The Holy Family with Saint Elizabeth and the Infant Saint John the Baptist |
The painting above hangs in the Walters Art Museum in Baltimore. It is a tondo from about 1525 of the Holy Family, as imagined by Il Sodoma (the working name of Giovanni Antonio Bazzi, 1477-1549). When I came across this picture, and became enamored of it, I realized that I had only a vague impression of Sodoma as a late Renaissance/early Mannerist painter. Curious, I searched out a few additional pictures from his hand to see what they looked like.
Ecce Homo |
Road to Calvary |
Descent from the Cross |
Close-up below reveals the odd, compact still-life of discarded helmet and gauntlet near the base of the lofty altarpiece above.

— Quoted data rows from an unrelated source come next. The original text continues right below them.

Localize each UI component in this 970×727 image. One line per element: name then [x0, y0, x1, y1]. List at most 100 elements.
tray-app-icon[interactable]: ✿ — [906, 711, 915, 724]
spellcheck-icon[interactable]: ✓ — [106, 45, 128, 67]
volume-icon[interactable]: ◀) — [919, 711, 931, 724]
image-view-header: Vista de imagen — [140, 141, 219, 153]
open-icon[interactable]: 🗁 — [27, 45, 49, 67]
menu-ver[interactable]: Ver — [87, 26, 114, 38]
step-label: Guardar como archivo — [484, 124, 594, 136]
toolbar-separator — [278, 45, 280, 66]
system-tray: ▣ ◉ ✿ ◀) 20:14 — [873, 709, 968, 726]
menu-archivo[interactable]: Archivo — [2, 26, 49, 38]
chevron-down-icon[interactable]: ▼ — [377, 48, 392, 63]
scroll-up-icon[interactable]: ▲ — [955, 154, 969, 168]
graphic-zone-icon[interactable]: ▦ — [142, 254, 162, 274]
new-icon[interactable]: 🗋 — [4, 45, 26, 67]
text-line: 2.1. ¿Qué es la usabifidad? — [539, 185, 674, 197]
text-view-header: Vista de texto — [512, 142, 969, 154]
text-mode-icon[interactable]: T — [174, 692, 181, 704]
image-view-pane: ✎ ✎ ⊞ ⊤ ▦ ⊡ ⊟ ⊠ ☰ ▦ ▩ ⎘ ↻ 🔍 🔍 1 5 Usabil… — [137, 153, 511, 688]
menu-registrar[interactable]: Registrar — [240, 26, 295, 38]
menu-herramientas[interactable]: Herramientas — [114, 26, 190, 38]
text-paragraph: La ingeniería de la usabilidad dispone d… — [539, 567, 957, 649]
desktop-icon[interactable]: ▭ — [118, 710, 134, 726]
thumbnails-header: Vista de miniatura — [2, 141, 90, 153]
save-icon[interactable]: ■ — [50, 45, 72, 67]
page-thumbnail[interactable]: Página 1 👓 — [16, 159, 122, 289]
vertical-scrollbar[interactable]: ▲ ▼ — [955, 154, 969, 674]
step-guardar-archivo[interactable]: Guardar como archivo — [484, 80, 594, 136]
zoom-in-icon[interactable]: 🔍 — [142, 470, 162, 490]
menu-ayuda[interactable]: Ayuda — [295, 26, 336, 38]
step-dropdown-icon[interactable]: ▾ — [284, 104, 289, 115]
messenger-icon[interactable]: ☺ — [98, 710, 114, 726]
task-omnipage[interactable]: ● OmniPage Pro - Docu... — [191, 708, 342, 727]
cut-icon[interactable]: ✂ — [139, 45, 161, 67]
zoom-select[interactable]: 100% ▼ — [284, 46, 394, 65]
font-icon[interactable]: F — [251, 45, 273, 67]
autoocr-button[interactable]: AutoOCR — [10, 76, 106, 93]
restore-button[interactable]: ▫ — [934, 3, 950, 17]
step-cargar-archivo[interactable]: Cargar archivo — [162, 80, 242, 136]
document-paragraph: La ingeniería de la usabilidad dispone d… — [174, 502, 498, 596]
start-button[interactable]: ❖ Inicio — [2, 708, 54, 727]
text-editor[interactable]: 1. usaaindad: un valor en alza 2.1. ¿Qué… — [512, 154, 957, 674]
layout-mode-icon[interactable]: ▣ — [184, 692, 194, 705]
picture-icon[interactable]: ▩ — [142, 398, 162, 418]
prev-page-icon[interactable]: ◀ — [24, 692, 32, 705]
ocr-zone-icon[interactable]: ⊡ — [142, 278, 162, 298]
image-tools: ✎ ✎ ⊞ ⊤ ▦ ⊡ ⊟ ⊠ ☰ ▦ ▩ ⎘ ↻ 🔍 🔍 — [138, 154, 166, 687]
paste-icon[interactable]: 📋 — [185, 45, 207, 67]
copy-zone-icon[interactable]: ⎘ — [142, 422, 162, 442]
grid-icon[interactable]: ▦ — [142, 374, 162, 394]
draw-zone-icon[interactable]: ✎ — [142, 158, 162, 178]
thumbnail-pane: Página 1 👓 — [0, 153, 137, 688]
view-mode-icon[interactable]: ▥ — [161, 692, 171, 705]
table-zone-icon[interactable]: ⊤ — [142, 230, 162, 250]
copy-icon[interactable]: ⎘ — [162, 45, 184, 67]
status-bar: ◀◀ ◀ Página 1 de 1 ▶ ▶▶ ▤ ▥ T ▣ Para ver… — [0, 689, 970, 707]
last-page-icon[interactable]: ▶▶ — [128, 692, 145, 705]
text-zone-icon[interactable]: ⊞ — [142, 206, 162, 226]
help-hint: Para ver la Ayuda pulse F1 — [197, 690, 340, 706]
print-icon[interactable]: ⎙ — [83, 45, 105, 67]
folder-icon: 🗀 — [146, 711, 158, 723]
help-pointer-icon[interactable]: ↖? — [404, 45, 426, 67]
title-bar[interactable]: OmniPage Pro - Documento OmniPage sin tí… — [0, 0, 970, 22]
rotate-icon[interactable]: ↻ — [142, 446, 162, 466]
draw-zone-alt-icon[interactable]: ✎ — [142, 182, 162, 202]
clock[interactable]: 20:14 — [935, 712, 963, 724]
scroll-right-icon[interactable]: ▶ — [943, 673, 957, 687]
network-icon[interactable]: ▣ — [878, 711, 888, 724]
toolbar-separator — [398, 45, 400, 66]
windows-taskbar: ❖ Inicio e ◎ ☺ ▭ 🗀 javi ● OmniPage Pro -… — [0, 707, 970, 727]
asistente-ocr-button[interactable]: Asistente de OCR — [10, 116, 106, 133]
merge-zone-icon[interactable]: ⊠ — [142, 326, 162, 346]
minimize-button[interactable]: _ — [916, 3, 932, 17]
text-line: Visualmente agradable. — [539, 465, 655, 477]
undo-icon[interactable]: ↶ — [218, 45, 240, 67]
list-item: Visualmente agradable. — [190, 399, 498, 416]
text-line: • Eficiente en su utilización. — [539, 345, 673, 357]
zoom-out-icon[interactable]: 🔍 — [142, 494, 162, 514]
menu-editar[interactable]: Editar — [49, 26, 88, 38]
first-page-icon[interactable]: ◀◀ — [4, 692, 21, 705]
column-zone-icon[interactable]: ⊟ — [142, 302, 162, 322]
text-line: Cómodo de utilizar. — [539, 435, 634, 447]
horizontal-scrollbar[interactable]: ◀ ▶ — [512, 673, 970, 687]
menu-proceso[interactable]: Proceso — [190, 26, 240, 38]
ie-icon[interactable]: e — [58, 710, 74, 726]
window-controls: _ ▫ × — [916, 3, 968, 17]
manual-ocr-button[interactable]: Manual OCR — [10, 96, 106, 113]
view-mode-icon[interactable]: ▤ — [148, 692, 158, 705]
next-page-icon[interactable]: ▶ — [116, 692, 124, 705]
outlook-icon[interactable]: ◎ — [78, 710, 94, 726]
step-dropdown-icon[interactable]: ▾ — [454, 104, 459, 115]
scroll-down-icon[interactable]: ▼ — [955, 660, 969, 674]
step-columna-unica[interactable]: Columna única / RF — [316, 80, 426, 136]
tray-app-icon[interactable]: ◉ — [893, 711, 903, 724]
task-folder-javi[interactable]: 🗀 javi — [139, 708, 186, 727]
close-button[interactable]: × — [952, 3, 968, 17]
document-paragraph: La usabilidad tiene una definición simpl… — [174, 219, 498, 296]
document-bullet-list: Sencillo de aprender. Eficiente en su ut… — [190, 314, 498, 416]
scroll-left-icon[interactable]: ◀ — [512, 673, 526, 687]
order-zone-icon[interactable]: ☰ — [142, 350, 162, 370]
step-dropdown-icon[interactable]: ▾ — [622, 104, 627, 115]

Sodoma chose to represent them on the ground between the legs of the notionally Roman soldier (in the act of removing his second gauntlet – with Christ dead, his guard-duty has ended).
Descent from the Cross (detail) |
The Women of Darius Beseeching Alexander the Great, fresco |
Wedding of Alexander the Great and Roxane, fresco |
Sodoma produced most of his work in and around Siena. Above are two examples from one of his rare Roman projects, a cycle of frescoes with episodes from the life of Alexander the Great. The rich and powerful Agostino Chigi, a fellow Sienese, commissioned these for one of the rooms in his new-built Villa Chigi in Rome (later and more famously called the Villa Farnesina, as it is still known today).
Saint George and the Dragon |
Saint Jerome in Penitence |
Pieta |
Even to an amateur like me it is obvious that Leonardo's manner remained always a forceful influence on this painter, but still only one influence among many. Sodoma seems to have absorbed influences with unusual ease, judging by the variety of different styles he assumed. Yet sincerity is everywhere apparent. Never contrivance. It is a mystery.